The session was made up of short inputs on key aspects from the case study report and the task team’s recommendations. These were interspersed with opportunities for ‘multi-group brainstorm’ sessions during which responses from the audience of over 100 academics were captured in real time and displayed on the screens in the venue. The excitement was palpable and the response both positive and interesting as people spoke about how the recommendations will let them ‘come out of the teaching closet’, but also how they expressed concerns about what exposure of their teaching practice to peer review might mean for them.
I believe the event was special and it felt good to end the conference on a high note. But what about that sub-text I spoke of earlier? The interesting bits lie beneath the story. There is the issue of agency, both corporate and personal. In conceiving the session with colleagues from the Centre for Teaching and Learning in the way that we did – using the audience, the technology – represented a considerable risk on my part as the one who would have to stand in front and manage the process. I was willing to take the chance because I believed that the institutional case study report provided credibility and substance. As a group we were confident as we sought to ‘deal’ with audience in a currency we felt they would understand and value (research!). This same ‘currency’ was recognised when the task team referenced the study in their report.
Another issue relates to the responses of the academics. The excitement about the different recommendations made to recognise teaching, on the one hand, and the hesitancy to accept a review process on the other hand. These are matters that are unfolding as I write and as the faculties submit their responses to the recommendations. Already applications for teaching fellowships have been called for. It will be instructive to see how these processes evolve.

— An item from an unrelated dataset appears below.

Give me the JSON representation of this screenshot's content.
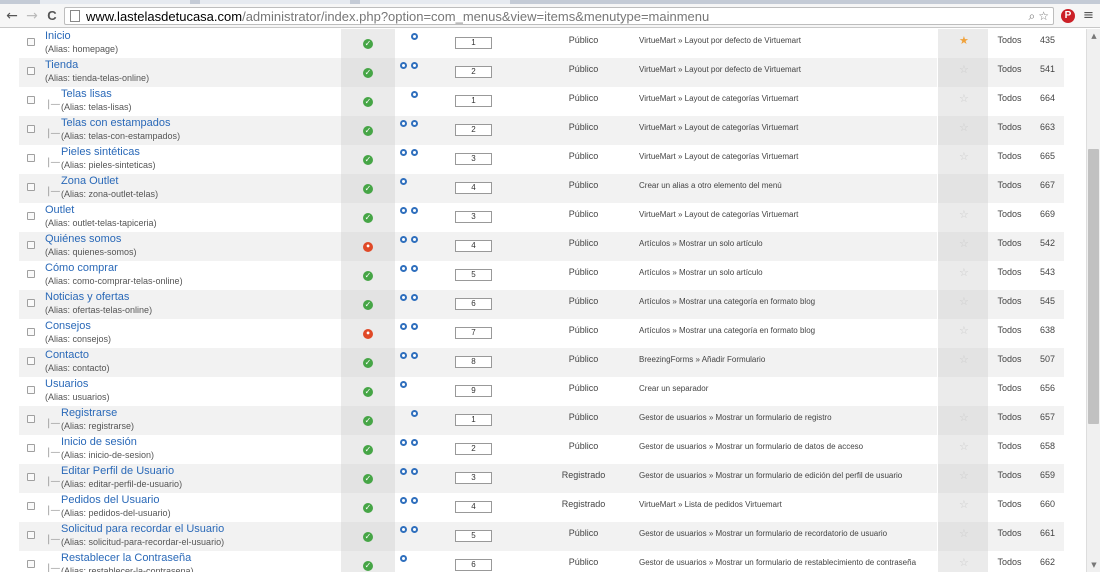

But finally, it is about effecting change (dare we use the word ‘transformation’) across the system. It is about a multi-site study funded nationally to support such change. It is about how change takes time (this SCA study has been ongoing now for four years), and how those of us in academic development (agents) have to take risks both individually and corporately to use what has been achieved to challenge existing structures and adopt new discourses around teaching and learning. To date the project has generated a number of outputs in the form of journal articles (over and above the different institutional case study reports). The three PhD students have all made significant progress and as I write, a number of other publications are in various stages of preparedness. This is important not only for the contribution this makes to scholarship, but also because this is the currency we need to use to effect change, to enable us to take risks and to stand up ‘at home’ for what we believe in so that we might alter the landscape. I remain cautiously optimistic.